Le Bataclan is a more modest venue, and a more modest audience, too, but one no less enthused by the brilliantly infectious guitar-driven electronic pop that has been the foundation of the still-ridiculously young four-piece.
|Bombay Bicycle Club. (l to r) Suren de Saram, Jamie MacColl, Jack Steadman, Ed Nash|
Guitars, however, were noticeably less prominent on this year's acclaimed album So Long, See You Tomorrow, on which principle songwriter and singer Jack Steadman applied a more worldly approach, influenced by his travels throughout Asia in particular.
This is evident from the off in Paris as BBC kick off with the album's opener, Overdone, with its Bollywood samples. Limbs in the crowd are already twitching. While there may be less guitar and more electronic dance pop on the album, in concert, Steadman and Jamie MacColl spa with their six strings, like cooler, twentysomething versions of Joe Walsh and Don Felder on Hotel California, playing in double-tracked syncopation of their sprightly, high-necked guitar sound.
|© Simon Poulter 2014|
Shuffle a little later on gets the audience participation going further, with hand-clapping in evidence as the audience begins to frug mildly to the UK and US hit from 2011's A Different Kind Of Fix. The gentle, melancholy Lights Out, Words Gone - with its bitter refrain "Keep your old and wasted words, my heart is breaking like you heard" brings the mood down a little, before Your Eyes from the same 2011 album restores the frug level.
On record, the tonal differences between A Different Kind Of Fix and So Long, See You Tomorrow are more pronounced, but live the contrast is subtle. Luna, with its expansive, global groove brings forth the Asian influences that informed Steadman's writing, blending rhythms you could easily imagine associated with a future World Cup, with Nash's buzzing, fuzz-boxed bass and Lawrence's perfectly pitched counter-vocals.
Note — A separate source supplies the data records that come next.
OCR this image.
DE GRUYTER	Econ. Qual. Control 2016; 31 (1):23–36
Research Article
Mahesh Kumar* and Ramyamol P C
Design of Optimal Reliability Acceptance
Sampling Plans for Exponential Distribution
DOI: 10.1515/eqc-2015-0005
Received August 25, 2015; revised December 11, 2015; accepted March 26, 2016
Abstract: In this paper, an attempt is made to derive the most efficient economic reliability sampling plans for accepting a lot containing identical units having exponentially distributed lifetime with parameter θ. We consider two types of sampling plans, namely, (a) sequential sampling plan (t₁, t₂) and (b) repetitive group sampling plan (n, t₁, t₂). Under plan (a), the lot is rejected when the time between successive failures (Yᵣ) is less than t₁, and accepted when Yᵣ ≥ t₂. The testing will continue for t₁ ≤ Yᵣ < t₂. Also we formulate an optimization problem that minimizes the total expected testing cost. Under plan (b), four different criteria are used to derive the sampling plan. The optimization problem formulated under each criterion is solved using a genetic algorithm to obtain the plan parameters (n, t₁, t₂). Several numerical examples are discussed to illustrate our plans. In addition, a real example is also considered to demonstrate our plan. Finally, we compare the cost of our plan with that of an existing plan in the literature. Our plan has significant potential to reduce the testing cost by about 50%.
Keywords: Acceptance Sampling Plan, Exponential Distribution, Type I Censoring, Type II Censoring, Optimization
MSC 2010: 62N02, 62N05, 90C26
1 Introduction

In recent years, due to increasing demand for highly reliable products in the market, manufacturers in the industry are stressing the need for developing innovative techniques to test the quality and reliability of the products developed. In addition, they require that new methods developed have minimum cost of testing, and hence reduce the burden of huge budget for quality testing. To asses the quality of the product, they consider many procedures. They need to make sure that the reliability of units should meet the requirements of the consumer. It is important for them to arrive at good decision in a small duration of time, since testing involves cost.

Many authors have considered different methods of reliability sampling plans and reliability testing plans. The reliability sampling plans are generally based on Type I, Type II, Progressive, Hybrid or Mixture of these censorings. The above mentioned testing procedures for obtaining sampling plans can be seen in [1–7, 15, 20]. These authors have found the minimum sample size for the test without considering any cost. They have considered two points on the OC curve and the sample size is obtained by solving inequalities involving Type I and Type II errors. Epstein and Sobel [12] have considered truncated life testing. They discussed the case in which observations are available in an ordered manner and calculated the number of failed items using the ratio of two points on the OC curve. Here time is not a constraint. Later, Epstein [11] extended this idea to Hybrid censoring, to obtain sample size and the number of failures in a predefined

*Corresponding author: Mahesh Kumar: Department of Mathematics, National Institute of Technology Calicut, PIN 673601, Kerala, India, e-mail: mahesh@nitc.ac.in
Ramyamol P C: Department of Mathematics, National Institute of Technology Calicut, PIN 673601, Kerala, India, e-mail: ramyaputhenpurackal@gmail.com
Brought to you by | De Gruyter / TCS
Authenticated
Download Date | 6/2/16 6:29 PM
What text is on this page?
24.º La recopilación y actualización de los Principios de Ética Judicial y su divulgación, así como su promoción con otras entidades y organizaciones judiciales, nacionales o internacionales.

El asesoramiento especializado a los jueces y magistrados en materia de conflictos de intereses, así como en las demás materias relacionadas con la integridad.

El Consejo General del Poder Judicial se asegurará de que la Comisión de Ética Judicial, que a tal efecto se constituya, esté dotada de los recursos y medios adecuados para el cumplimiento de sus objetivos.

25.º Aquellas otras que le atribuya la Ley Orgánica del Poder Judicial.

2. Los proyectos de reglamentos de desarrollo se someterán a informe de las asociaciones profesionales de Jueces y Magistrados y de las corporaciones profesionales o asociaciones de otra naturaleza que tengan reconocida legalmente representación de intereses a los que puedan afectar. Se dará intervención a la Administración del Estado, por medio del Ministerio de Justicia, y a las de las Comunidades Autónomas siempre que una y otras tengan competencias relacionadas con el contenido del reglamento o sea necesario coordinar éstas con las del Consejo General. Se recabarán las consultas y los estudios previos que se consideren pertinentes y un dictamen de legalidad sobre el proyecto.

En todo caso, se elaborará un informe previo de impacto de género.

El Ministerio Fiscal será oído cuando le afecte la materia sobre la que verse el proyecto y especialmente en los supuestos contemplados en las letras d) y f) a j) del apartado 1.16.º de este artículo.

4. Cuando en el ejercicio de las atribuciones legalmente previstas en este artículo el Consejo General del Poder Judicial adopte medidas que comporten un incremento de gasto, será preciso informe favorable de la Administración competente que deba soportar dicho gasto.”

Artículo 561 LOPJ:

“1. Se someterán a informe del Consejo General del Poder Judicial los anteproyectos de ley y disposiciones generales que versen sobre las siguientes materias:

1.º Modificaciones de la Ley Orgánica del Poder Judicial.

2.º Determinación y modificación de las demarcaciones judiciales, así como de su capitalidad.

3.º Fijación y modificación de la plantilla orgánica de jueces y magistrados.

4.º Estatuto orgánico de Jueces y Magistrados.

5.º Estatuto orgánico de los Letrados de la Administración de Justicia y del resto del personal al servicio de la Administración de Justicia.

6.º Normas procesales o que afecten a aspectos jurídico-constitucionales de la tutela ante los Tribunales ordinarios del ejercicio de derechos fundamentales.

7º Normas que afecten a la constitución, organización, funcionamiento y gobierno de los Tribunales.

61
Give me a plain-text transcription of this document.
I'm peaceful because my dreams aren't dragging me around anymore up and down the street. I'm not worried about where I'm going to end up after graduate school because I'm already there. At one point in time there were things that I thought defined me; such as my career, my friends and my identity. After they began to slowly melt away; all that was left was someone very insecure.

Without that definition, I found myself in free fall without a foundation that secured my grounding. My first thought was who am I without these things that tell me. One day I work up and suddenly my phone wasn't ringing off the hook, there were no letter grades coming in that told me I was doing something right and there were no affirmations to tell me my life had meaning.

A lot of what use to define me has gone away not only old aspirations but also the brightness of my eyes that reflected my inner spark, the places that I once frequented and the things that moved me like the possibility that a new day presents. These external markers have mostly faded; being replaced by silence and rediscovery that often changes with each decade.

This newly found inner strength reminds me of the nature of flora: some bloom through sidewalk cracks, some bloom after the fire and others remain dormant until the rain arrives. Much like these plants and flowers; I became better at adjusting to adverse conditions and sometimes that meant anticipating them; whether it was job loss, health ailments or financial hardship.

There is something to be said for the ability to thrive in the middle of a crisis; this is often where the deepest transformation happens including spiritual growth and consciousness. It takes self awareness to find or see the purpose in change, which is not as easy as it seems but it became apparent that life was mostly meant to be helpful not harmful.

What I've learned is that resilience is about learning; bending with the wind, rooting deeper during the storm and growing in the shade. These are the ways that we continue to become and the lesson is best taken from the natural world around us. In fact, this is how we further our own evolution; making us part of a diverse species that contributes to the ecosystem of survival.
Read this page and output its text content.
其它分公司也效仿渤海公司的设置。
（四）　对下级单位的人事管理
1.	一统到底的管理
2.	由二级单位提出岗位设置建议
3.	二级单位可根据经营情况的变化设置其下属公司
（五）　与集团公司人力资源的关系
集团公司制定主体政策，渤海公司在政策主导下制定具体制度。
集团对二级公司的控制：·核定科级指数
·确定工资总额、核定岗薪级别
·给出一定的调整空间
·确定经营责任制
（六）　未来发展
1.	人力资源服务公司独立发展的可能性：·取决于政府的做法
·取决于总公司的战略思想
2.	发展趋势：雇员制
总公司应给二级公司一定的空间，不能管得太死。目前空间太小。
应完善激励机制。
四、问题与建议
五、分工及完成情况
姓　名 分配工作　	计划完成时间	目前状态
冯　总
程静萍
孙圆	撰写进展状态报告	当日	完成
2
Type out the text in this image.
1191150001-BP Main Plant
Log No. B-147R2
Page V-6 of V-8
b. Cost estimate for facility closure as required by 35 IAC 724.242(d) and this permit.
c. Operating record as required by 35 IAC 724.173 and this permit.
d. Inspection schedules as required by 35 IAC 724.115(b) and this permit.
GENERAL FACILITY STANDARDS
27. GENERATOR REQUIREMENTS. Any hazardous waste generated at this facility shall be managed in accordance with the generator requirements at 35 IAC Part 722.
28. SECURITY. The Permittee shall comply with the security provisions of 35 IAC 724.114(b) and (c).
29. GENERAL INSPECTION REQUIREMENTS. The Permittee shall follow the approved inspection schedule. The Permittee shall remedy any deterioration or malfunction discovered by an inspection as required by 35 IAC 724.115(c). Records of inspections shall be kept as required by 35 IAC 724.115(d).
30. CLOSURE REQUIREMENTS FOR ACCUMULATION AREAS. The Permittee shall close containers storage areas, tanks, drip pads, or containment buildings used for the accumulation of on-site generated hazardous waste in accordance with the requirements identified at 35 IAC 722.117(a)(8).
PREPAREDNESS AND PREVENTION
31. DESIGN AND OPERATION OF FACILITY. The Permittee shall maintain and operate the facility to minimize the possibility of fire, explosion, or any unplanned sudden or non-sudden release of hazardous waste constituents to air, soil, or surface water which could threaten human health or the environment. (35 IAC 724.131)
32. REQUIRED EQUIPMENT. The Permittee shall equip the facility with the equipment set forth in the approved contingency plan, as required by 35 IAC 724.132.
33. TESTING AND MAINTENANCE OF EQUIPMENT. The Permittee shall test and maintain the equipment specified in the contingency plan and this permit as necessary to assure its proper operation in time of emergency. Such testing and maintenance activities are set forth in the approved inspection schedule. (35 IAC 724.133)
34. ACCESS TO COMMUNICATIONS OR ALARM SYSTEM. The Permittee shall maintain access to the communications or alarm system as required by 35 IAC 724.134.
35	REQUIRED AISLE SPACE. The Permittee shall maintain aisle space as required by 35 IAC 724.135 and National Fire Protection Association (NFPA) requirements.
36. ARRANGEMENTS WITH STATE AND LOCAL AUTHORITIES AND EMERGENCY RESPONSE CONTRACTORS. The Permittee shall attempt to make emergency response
For all their reputation as up-for-it electronica dance merchants, BBC have a pastoral side. Their 2010 album Flaws covered a lot of acoustic ground - including John Martyn's Fairytale Lullaby - and Ivy & Gold brings out an Unplugged interlude, with a lot of wood and strings (and even a mandolin) being plucked on stage.
In fact, when you take into account the quiet, moody Eyes Off You (which, at the back of Le Bataclan was a struggle to hear above the always-annoying French bar chatter), a cover of Swedish popstrel Robyn's With Every Heartbeat, and the closing number Carry Me, which throws back to 80s rave music it's clear there are many dimensions to BBC, all of which add to their live appeal. Even How Can You Swallow So Much Sleep - the bonus track on the Twilight: Eclipse soundtrack that didn't actually appear in the film itself, but nevertheless cleverly marketed BBC to a teenage audience - transitions well from uneasy and sparse album song to competently fill out the venue.
|© Simon Poulter 2014|
Every band usually manages to include in their live shows the one dud to send everyone off to the merchandise stand or the bar, but BBC's infectiousness notably kept the audience nailed to the spot throughout all 21 songs - a generous set, on top of support from the thunderous Childhood (whom I'd only seen early this month in Paris as opener for Johnny Marr).
What Steadman lacks in out-and-out showmanship, he and his band more than adequately make up for in other departments. Having just reconsidered Tears For Fears for the 30th anniversary release of their Songs From The Big Chair, there are compelling parallels to be drawn with BBC - not least an intensity and earnestness, but also the layers of electronica and rock. As they prepare for the UK arena leg of their tour next week, with that Earl's Court date on December 13 as its finale, this is an already hugely popular band that, with the right care and the desire, can make the leap to filing the biggest venues on a regular basis. They really are that worthy of it.